Abstract: This study is aimed at designing an algorithm to analyze the effects of climate on crops. Two different crops named sorghum and sesame were selected as a case study in Doka area in Sudan because this area receives good amount of rain suitable for the production of the selected crops, so GIS technology was used to determine the vegetation map of the study area.

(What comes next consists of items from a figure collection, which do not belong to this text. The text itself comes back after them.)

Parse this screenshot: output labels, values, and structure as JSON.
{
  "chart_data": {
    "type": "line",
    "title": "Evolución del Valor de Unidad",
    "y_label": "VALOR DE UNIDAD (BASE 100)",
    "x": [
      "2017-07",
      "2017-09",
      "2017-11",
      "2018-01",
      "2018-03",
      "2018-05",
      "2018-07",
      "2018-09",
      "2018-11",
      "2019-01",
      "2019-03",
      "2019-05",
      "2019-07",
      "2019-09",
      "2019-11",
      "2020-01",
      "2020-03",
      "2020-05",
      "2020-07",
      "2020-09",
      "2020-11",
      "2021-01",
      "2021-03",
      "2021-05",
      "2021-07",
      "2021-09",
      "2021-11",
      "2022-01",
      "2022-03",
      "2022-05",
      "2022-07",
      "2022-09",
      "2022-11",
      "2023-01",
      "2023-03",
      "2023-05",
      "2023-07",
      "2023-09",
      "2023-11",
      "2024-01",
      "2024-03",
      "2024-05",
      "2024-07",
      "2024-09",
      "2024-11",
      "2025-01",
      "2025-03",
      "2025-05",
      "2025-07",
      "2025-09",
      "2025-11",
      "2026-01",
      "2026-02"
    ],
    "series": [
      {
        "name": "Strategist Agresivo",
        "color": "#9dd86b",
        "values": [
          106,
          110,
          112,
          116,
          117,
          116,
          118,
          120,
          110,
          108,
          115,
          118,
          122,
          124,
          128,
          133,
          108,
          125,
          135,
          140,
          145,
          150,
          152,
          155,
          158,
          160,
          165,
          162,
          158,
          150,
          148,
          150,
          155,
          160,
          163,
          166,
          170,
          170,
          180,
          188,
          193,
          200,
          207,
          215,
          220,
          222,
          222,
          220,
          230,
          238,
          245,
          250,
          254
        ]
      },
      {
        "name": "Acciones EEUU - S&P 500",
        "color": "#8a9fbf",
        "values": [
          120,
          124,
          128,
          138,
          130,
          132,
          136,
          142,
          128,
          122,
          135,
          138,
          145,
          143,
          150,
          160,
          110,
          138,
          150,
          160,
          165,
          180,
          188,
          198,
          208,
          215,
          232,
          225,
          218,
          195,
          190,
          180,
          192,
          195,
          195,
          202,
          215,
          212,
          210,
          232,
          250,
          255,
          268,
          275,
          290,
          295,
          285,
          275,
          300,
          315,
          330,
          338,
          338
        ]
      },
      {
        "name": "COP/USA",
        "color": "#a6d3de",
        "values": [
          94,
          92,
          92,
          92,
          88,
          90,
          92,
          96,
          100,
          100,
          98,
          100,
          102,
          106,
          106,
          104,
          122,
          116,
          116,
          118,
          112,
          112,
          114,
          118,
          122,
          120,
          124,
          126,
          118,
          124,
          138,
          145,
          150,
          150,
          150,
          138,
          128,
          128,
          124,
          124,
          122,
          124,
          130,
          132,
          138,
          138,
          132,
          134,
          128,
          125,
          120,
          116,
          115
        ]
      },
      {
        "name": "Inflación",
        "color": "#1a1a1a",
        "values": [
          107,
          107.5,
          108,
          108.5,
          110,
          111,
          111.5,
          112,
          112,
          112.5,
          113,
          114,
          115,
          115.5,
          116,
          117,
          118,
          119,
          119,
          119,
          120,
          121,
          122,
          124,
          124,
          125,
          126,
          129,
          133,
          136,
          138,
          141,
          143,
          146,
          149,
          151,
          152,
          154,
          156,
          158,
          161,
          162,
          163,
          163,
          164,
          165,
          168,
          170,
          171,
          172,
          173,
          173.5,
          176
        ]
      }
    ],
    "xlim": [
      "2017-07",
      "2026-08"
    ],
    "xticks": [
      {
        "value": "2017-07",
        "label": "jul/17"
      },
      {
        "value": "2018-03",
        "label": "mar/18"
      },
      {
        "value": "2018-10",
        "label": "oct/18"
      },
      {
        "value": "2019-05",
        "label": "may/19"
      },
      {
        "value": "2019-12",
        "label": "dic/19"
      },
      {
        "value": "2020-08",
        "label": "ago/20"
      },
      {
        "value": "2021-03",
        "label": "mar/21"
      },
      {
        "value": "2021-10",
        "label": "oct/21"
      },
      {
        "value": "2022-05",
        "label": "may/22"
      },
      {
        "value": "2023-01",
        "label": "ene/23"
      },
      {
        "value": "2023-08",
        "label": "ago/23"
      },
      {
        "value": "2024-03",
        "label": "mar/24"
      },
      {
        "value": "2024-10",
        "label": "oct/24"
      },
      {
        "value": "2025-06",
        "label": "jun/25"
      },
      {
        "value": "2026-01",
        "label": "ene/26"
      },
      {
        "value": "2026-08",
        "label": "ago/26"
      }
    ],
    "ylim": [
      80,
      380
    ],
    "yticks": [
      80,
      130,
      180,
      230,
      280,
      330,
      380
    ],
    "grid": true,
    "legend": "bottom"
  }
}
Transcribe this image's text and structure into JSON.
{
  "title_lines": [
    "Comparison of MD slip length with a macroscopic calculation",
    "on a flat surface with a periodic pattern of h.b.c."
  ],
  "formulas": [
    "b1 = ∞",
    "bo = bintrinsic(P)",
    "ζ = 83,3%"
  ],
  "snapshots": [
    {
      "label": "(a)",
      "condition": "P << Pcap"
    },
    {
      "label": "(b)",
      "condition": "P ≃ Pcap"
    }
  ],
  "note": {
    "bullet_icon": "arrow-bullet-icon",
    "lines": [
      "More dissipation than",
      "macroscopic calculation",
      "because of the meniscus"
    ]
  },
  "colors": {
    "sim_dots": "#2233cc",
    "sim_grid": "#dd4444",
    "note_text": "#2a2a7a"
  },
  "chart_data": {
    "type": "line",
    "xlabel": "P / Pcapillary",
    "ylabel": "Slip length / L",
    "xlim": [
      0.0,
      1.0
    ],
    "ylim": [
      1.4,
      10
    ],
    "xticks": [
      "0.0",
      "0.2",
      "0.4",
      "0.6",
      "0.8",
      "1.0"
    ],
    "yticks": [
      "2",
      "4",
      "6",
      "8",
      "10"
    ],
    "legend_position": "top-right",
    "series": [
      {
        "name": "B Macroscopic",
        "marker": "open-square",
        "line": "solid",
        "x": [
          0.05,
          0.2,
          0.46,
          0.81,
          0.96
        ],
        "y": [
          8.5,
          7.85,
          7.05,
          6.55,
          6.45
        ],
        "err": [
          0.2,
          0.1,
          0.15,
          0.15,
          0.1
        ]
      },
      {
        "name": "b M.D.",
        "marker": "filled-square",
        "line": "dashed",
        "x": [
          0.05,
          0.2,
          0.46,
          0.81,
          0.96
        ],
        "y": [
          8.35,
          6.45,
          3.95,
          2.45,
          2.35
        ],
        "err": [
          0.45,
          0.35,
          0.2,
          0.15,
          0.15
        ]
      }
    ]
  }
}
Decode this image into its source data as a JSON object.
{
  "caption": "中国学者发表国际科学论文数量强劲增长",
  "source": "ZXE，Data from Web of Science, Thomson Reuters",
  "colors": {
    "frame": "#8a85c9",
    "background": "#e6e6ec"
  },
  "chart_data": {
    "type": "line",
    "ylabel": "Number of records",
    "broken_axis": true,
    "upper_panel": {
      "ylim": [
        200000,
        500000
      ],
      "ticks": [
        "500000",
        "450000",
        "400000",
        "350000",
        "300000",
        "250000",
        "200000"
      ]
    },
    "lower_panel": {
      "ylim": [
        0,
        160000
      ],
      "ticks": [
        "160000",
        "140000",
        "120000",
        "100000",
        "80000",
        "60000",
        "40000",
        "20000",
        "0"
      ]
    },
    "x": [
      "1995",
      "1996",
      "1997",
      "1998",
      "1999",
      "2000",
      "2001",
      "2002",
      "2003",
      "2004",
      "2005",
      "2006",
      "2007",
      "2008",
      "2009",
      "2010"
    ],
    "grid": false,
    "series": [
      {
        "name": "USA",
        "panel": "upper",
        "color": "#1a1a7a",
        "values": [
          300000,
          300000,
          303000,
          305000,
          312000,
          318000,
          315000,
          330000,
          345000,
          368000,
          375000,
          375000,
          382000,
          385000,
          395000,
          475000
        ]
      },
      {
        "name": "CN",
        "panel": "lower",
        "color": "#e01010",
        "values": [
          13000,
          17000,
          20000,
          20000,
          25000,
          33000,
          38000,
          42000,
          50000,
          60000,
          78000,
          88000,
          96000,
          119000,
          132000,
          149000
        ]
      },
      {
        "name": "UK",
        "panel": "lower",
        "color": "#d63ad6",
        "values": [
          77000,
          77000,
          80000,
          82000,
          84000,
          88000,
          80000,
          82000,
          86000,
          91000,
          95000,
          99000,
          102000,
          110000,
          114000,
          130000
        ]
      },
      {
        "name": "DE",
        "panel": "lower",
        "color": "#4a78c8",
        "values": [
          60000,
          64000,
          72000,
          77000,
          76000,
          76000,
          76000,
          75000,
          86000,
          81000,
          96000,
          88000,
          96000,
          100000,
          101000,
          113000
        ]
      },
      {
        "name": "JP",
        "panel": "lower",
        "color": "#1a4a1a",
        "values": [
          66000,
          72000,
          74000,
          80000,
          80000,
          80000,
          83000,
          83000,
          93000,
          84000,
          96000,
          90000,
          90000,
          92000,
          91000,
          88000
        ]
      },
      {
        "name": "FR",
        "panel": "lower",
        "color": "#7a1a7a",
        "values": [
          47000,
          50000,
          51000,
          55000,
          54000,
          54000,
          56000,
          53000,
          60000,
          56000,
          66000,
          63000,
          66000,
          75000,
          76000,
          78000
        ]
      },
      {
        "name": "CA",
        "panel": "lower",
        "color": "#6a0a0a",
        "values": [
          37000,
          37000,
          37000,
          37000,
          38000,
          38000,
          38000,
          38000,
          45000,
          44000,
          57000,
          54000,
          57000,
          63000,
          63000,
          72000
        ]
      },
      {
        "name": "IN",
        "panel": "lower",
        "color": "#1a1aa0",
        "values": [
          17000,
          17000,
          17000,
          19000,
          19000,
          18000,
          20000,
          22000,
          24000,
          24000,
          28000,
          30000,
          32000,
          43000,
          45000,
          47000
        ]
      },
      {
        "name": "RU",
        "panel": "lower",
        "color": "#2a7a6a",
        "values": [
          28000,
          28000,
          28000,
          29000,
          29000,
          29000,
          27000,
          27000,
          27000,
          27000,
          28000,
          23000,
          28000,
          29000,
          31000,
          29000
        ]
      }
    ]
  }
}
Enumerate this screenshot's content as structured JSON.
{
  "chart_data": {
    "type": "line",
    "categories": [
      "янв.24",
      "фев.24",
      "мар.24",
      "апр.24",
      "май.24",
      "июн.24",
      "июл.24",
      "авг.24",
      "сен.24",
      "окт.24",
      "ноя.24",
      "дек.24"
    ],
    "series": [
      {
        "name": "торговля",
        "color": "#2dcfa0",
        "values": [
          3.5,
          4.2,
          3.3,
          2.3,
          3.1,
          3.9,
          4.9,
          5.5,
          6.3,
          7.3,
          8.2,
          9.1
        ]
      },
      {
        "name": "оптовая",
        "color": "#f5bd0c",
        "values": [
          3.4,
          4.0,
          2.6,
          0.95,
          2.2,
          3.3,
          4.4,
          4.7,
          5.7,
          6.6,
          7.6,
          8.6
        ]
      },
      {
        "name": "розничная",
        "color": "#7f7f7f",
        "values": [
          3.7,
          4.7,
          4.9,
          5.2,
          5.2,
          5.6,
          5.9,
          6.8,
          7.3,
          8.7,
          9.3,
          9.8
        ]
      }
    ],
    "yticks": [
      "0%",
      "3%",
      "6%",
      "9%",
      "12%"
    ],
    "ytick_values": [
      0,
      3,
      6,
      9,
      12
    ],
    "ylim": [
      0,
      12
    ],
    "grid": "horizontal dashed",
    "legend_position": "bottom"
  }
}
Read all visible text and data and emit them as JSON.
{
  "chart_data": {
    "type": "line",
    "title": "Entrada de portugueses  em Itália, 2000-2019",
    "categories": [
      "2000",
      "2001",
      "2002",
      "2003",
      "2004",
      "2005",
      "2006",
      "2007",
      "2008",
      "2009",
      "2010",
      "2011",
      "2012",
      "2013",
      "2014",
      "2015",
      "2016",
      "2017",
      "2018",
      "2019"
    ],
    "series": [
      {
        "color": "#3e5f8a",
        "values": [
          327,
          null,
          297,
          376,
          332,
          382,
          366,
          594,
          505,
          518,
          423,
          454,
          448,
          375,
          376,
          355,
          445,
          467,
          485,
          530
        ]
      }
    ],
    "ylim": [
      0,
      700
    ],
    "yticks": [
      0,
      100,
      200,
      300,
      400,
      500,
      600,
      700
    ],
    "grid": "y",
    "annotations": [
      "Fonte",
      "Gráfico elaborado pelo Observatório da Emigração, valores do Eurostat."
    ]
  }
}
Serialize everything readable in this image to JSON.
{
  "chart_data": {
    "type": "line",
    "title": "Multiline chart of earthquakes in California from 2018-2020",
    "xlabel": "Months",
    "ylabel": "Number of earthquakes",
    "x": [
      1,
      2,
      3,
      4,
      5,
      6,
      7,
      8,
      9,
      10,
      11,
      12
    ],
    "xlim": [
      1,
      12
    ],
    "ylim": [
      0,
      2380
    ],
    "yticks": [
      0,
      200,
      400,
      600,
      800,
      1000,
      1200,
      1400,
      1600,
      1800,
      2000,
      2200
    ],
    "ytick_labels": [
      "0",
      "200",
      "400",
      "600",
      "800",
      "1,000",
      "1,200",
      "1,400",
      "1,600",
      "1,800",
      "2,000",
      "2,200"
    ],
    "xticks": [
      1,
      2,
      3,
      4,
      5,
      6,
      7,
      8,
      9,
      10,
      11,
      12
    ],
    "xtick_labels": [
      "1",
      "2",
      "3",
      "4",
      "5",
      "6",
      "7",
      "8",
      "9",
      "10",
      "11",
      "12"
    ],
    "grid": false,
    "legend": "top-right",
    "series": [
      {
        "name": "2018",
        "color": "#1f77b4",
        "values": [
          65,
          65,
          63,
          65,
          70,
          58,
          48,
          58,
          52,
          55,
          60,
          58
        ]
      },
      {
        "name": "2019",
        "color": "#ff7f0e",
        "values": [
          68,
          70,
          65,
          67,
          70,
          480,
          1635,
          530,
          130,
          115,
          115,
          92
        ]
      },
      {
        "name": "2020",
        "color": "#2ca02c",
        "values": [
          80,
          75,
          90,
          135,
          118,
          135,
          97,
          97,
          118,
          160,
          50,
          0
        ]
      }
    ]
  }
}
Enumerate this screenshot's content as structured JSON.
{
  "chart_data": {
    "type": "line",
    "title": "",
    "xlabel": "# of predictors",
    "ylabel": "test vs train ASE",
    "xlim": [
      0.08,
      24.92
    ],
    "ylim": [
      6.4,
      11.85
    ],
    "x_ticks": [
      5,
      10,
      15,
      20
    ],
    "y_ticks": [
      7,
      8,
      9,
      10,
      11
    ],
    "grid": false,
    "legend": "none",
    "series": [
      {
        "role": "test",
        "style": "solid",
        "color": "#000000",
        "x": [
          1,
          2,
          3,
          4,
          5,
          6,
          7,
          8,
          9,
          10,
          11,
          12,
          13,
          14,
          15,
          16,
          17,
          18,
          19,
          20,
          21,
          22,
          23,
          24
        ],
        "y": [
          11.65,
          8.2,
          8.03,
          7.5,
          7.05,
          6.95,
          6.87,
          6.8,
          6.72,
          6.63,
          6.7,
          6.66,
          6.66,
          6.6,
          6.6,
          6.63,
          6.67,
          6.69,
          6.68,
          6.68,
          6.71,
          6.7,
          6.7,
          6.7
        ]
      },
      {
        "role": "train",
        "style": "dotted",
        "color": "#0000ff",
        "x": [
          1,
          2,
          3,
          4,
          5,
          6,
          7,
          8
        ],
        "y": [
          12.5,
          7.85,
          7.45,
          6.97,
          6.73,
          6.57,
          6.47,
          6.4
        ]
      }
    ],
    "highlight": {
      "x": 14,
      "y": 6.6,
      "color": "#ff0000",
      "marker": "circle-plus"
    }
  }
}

The idea applied was to select a sample of data for a period of ten years and determine the productivity of the crop in this period and then the production values of these years were arranged from the highest value of productivity to the lowest value and then determined the highest value of productivity in these years and note to the values of the climate effects (the best climatic conditions led to high productivity) which led to predicate and determine the crop productivity based on climate affected values, cultivated area (CA) ,Harvested Area (HA) , Damage Area (DA) and the area affected by Evapotranspiration Negatively (AEVN), so the results which have been accessed are that the algorithm can calculate crop yield with high accuracy because it depends on all climatic elements that affect crop growth, so all meteorological organizations in the world can use this algorithm principle to assess crop yields and Accurate assessment of production.
Keywords: Cultivated Area(CA), Harvested Area(HA), Damage Area(DA), Area affected by Evapotranspiration Negatively(AEVN).
Scope of the Article: Neural Information Processing.